Write what you know. I’ve spent too many hours on Amazon over the years, and I’ve yet to find a novel about a middle-aged stay-at-home working-from-home still-married mother living in a mid-sized city in a small country nowhere near anywhere.
A little boring, perhaps?
Apart from anything else, the fiction I read tends to favour big city or small town settings (and mostly US settings). It favours characters with no children (or small children). It favours single characters (who end up married).
Fiction favours characters who are dealing with some huge drama in their life. And I’m not. This is good. I have no need to fill my life with drama—I can watch the TV new or read a novel if I’m looking for drama.
Write What You Know
A lot of people write about things they know little or nothing about from personal experience. At least, I hope all those authors writing thrillers about serial killers don’t have personal experience. But they can still write about serial killers—and write well.
I’m not convinced write what you know is great writing advice.
I’m not alone. I’ve read a lot of blog posts and online articles twisting the “write what you know” mantra. Here are some of my favourites:
Write What You Feel
This one makes a lot of sense. The best fiction is fiction which makes the readers feel. This is what attracts some people to writing—the ability to manipulate their reader’s emotions. The ability to make their readers laugh. Or cry. We can all feel, so we can all learn to channel those feelings into our writing.
Write What You Want to Know
This comes from a post by author Vicki Delany, published at Romance University. Delany echoes my own issue with write what you know: that most of us know some pretty boring stuff that no one wants to read about. In her case, that’s designing computer systems for the banking industry.
We can learn what we don’t know. We can visit locations. We can study the theory. We can ask people who are experts in the area. As Delany says:
“Write what you want to know” and you’ll meet some wonderful people, and learn some marvelous things along the way.
Write What Scares You
Caroliena Cabada heard this advice in a creative writing class at university in Sydney, Australia, from writer Nakkaih Lui. She doesn’t mean write something that literally scares you, like a horror novel. Instead, she means we need to step out of our writing comfort zones and write something different, perhaps something we said we’d never write. This might mean writing in a different genre (horror vs romance), or in a different (a play instead of a novel).
Write what scares you.
A lot of authors say they don’t like writing blog posts or book reviews. Perhaps those are the things which scare them … the thing they should try writing. For me, writing a novel is scary. It’s long. Much longer than the reviews and blog posts I’m more comfortable writing.
Write Who You Are
This take comes from a novel—The Writing Desk by Rachel Hauck. I think this has a ring of truth—many novelists say they find inspiration for their characters within themselves, or they write to answer their own questions.
And our attitudes and beliefs will come through in whatever we write, fiction or non-fiction.

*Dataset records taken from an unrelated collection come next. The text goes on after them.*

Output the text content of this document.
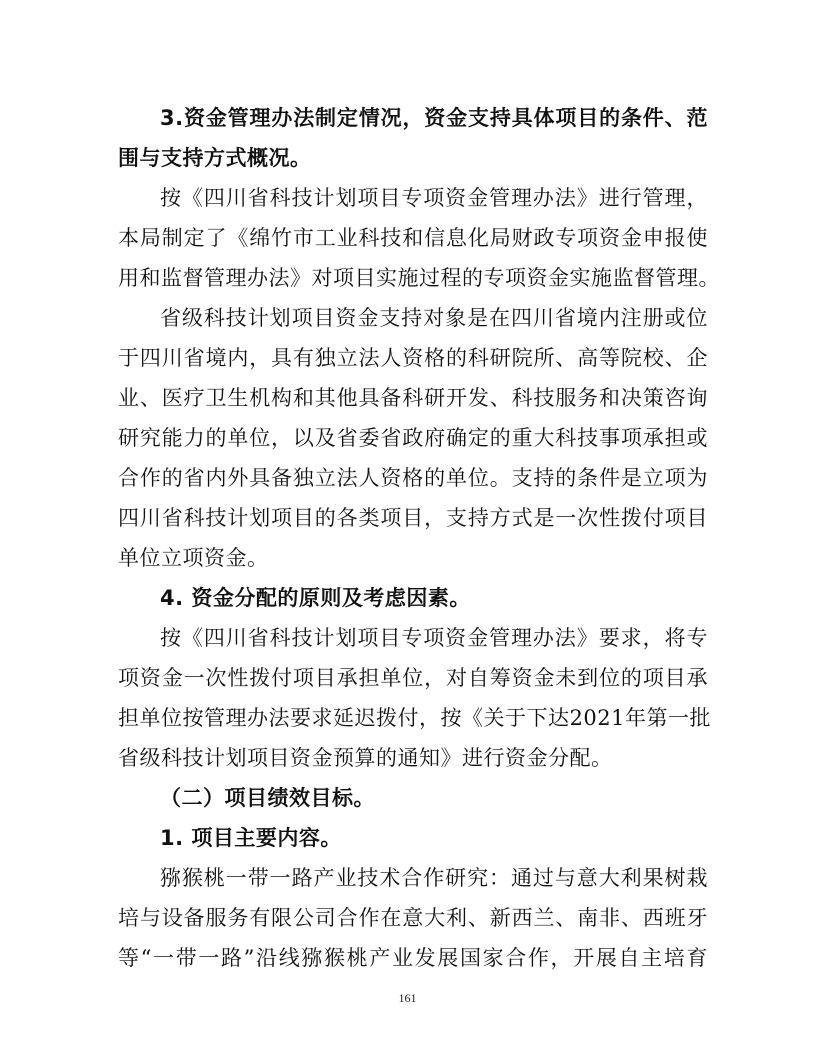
3.资金管理办法制定情况，资金支持具体项目的条件、范
围与支持方式概况。
按《四川省科技计划项目专项资金管理办法》进行管理，
本局制定了《绵竹市工业科技和信息化局财政专项资金申报使
用和监督管理办法》对项目实施过程的专项资金实施监督管理。
省级科技计划项目资金支持对象是在四川省境内注册或位
于四川省境内，具有独立法人资格的科研院所、高等院校、企
业、医疗卫生机构和其他具备科研开发、科技服务和决策咨询
研究能力的单位，以及省委省政府确定的重大科技事项承担或
合作的省内外具备独立法人资格的单位。支持的条件是立项为
四川省科技计划项目的各类项目，支持方式是一次性拨付项目
单位立项资金。
4. 资金分配的原则及考虑因素。
按《四川省科技计划项目专项资金管理办法》要求，将专
项资金一次性拨付项目承担单位，对自筹资金未到位的项目承
担单位按管理办法要求延迟拨付，按《关于下达2021年第一批
省级科技计划项目资金预算的通知》进行资金分配。
（二）项目绩效目标。
1. 项目主要内容。
猕猴桃一带一路产业技术合作研究：通过与意大利果树栽
培与设备服务有限公司合作在意大利、新西兰、南非、西班牙
等“一带一路”沿线猕猴桃产业发展国家合作，开展自主培育
161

Many people are writing to find truth, or to share the truth as they see it, the good and the bad. Steven James puts it like this:
I believe that when it comes to fiction, we should tell stories that express the full measure of humanity—stories that reveal both the glory and grandeur of life, while also honestly acknowledging the darkness and deviance that is there as well.
In Characters and Viewpoint, Orson Scott Card says:
Every story choice you make arises out of who you are, at the deepest levels of your soul; and every story you tell reveals who you are and the way you conceive the world around you
As Christian writers, this means we’re writing from a Christian world view, from the believe that God is Truth. Ann Tatlock says:
Anything a Christian writes must reflect the truth of God’s account. If as a Christian we don’t write from a biblical worldview, we’re not portraying reality as it is.
I believe that holds true whether we’re writing for the Christian market or the general market. What do you think?